Quand on s’intéresse à ce dossier politico-financier, tout converge vers la mainmise de la présidence de la République sur les Caisses d’épargne. En 2008, après avoir réclamé la démission de Charles Milhaud, alors patron du groupe qui vient de subir une perte de 800 millions d’euros, aussitôt remplacé par Bernard Comolet, Sarkozy crée sous le nom de code « Séquana » le projet de fusion des groupes Banque Populaire et Caisse d’Epargne dans le but d’accélérer le processus de rapprochement entre les deux banques mutualistes. Il s’agit d’une priorité, aussi bien pour l’Elysée et son secrétaire général adjoint, François Pérol, que pour le gouverneur de la Banque de France de l’époque, Christian Noyer.

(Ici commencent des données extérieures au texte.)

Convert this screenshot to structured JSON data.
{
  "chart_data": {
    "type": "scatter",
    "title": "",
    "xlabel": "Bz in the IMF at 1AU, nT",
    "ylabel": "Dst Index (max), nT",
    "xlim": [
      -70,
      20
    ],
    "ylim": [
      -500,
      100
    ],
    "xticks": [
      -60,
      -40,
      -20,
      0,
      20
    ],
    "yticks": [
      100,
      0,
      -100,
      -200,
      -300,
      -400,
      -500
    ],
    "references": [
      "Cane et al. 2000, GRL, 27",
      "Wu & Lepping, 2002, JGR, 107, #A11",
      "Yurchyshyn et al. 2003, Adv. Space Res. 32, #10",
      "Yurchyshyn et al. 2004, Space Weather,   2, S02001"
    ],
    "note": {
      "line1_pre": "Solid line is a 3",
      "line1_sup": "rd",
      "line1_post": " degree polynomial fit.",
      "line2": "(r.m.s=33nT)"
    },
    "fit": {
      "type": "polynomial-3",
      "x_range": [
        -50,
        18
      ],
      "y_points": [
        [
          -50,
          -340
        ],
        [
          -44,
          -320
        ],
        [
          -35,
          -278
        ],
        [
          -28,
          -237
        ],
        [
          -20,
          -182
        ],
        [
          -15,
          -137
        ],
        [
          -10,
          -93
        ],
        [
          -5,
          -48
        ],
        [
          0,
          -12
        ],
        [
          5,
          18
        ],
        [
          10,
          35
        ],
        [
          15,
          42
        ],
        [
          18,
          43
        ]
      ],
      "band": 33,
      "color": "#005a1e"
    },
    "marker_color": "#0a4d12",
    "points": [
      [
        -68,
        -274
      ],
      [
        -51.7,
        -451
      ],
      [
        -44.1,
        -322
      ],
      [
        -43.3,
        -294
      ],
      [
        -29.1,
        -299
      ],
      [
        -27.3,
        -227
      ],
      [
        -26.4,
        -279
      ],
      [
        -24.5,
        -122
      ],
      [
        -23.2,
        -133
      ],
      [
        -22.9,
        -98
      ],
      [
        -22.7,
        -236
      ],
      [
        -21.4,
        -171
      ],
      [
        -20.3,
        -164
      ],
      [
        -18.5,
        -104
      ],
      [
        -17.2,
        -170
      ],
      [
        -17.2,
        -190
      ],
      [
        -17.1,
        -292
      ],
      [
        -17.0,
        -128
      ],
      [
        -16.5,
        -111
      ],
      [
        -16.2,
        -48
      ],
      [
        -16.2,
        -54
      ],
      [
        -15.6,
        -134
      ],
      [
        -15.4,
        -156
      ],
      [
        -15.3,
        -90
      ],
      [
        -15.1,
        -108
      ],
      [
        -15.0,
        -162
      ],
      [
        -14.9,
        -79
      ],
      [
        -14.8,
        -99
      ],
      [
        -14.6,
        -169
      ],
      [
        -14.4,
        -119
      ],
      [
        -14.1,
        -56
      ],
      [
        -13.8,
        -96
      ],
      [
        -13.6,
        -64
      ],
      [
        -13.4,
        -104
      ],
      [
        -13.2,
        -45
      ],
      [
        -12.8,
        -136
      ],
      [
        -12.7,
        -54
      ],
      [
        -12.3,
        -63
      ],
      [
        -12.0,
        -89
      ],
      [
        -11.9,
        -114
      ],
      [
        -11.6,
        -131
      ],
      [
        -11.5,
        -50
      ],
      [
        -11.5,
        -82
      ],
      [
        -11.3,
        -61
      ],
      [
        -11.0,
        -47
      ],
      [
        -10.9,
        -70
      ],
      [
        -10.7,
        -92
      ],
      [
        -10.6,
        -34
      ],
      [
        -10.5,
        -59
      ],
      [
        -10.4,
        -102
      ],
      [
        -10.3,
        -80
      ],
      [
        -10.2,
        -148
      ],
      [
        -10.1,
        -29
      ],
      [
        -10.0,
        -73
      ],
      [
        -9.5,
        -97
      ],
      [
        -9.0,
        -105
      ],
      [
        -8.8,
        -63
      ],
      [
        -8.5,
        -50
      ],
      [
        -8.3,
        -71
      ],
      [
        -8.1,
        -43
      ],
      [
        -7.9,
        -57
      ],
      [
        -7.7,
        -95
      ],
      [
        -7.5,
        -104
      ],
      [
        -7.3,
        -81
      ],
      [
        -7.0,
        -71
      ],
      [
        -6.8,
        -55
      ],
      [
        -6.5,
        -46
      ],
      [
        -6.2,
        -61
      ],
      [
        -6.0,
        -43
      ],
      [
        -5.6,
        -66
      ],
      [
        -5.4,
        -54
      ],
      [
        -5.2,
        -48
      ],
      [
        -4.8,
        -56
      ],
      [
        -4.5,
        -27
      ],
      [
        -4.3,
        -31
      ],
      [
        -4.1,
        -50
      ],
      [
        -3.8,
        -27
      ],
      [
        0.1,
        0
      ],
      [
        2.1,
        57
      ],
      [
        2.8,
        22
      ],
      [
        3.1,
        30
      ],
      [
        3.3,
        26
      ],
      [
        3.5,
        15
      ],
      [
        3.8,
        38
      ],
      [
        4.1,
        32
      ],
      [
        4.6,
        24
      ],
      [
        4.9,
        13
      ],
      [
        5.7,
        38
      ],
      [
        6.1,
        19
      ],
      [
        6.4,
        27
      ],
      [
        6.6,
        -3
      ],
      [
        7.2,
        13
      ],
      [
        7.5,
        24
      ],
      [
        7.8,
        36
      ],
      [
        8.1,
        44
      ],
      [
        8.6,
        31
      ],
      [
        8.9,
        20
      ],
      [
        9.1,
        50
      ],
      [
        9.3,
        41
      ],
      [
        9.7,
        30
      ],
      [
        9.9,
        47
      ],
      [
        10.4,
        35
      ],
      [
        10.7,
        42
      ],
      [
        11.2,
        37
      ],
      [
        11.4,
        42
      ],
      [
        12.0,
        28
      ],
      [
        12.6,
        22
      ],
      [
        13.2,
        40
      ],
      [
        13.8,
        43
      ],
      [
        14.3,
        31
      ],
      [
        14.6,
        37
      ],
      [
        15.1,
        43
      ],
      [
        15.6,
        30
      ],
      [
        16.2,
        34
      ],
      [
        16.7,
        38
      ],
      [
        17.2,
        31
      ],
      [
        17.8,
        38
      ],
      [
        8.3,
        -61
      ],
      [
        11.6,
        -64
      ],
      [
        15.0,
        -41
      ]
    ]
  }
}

C’est donc Pérol qui se chargera d’un dossier qu’il connaît déjà bien, pour l’avoir suivi depuis son poste au cabinet du ministre Francis Mer, à Bercy, en 2003. La crise économique sera le prétexte idéal pour sceller l’accord : les deux groupes mutualistes ayant besoin d’argent public en urgence, leurs patrons respectifs, Bernard Comolet et Philippe Dupont, se voient dicter ses exigences par le président de la République lors d’une convocation à l’Elysée, le 21 février 2009. En échange des cinq milliards d’euros versés par l’Etat pour renflouer leurs caisses, ils doivent accepter que ce soit Pérol qui dirige le groupe qui émergera de la fusion, conformément à une note que ce dernier avait préalablement adressée au chef de l’Etat : « il y a urgence à réaliser ce rapprochement (…). Je vous propose de leur faire part de la position définitive de l’Etat (…) sans laisser trop de place à la discussion. »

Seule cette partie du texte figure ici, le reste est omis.